Overall, the findings from this dissertation research demonstrates the complex and interdependent connection between biological invasions and climate change on community structure, ecological processes, and ecosystem services of the U.S. Pacific Northwest coastal dunes. For management of coastal dunes, this research examines multiple factors that may contribute to the present-day distribution and abundance of the two Ammophila species, and their potential to spread to new areas in the coming decades. Moreover, I demonstrated why the two Ammophila species produce distinct dune shapes and resultantly exhibit differing amounts of protection against flooding and erosion hazards.
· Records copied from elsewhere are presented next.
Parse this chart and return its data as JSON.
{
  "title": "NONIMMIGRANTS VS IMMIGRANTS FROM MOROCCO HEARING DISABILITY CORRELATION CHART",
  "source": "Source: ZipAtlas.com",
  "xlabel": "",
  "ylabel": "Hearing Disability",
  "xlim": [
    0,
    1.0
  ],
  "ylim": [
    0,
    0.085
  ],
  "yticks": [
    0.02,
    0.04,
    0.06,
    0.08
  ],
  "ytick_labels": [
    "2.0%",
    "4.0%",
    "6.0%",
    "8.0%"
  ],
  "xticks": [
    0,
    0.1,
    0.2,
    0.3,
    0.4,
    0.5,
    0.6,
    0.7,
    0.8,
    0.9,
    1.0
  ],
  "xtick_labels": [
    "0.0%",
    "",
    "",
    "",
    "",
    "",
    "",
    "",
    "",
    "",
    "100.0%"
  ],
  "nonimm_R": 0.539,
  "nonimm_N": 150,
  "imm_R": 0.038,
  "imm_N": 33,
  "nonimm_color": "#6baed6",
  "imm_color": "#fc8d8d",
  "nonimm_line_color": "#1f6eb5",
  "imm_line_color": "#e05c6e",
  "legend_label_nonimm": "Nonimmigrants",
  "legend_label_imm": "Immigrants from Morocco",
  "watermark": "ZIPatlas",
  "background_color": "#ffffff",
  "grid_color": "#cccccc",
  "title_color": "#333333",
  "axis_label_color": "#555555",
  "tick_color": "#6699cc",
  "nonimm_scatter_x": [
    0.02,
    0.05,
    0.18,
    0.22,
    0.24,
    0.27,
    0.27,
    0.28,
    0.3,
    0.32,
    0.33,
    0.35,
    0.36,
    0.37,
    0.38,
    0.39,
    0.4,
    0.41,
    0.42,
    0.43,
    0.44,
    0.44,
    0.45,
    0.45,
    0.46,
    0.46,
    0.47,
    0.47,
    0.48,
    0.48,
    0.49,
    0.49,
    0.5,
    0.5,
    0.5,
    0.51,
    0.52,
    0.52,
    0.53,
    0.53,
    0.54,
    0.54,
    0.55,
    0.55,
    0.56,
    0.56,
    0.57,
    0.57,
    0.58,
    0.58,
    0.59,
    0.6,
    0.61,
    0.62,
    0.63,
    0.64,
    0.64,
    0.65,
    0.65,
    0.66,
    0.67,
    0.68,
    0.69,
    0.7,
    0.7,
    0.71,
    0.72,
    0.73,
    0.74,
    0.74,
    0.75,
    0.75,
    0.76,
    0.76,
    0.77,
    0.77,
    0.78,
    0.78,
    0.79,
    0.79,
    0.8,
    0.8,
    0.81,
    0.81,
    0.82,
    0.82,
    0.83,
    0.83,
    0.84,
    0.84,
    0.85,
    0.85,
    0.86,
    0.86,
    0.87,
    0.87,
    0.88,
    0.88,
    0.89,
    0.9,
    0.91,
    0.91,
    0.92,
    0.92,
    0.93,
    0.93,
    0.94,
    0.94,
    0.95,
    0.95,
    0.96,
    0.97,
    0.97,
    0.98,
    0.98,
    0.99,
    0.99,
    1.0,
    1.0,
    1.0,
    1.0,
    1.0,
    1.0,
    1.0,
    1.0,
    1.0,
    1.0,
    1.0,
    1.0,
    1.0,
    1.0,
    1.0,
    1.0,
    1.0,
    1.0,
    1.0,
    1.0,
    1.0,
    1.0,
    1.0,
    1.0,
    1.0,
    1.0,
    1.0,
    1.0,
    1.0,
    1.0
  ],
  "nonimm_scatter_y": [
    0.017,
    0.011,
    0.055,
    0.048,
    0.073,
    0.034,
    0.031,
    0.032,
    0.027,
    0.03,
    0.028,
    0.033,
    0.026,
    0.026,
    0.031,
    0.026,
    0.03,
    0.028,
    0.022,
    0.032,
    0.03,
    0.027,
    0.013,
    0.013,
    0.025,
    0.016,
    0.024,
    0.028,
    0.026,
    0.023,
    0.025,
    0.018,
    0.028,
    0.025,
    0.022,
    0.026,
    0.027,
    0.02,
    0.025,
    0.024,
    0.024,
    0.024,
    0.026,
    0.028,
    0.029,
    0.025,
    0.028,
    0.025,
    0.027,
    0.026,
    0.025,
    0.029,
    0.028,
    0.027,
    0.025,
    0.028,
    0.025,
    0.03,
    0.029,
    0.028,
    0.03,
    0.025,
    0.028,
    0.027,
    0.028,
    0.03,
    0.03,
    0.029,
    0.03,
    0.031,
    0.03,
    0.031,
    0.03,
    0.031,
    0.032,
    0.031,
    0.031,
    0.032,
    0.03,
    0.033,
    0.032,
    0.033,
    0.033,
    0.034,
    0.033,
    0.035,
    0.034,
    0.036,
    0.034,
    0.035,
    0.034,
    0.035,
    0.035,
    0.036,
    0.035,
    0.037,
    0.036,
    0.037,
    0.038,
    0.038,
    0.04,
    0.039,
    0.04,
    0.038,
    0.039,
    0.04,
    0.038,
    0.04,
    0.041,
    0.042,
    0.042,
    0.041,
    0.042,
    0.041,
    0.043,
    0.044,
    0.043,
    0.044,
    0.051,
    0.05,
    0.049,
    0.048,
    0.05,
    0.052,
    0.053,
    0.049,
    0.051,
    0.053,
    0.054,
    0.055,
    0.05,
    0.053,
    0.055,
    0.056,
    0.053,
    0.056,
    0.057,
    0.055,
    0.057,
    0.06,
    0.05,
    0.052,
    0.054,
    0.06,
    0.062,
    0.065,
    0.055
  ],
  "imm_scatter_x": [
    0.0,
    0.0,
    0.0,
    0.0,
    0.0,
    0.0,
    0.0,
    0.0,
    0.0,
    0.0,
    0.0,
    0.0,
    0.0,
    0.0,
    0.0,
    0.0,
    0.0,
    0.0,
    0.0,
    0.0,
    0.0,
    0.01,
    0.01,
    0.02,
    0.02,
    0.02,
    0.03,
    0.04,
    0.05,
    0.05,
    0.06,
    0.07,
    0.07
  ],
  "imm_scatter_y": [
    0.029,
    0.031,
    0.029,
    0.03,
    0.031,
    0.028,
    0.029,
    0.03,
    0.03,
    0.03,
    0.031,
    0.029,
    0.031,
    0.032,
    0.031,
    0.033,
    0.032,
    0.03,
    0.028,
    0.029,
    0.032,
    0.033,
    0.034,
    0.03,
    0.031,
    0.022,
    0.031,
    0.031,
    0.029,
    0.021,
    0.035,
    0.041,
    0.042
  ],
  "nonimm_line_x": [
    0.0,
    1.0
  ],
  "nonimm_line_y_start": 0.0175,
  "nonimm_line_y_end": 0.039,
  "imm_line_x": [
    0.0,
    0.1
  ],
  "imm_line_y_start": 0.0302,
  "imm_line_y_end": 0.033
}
Finally, although I found that Ammophila removal for plover conservation created tradeoffs in ecosystem service supply, strategic management can minimize tradeoff severity and alleviate potential conflicts among stakeholders. For Pacific Northwest coastal management, these findings can help to inform coastal managers of the potential for changes in the distribution of the two Ammophila species, their impacts on dune ecosystems and the services that they provide, and some possible strategies possible strategies for establishing new habitat restoration areas for endangered species while managing resources for multiple stakeholders.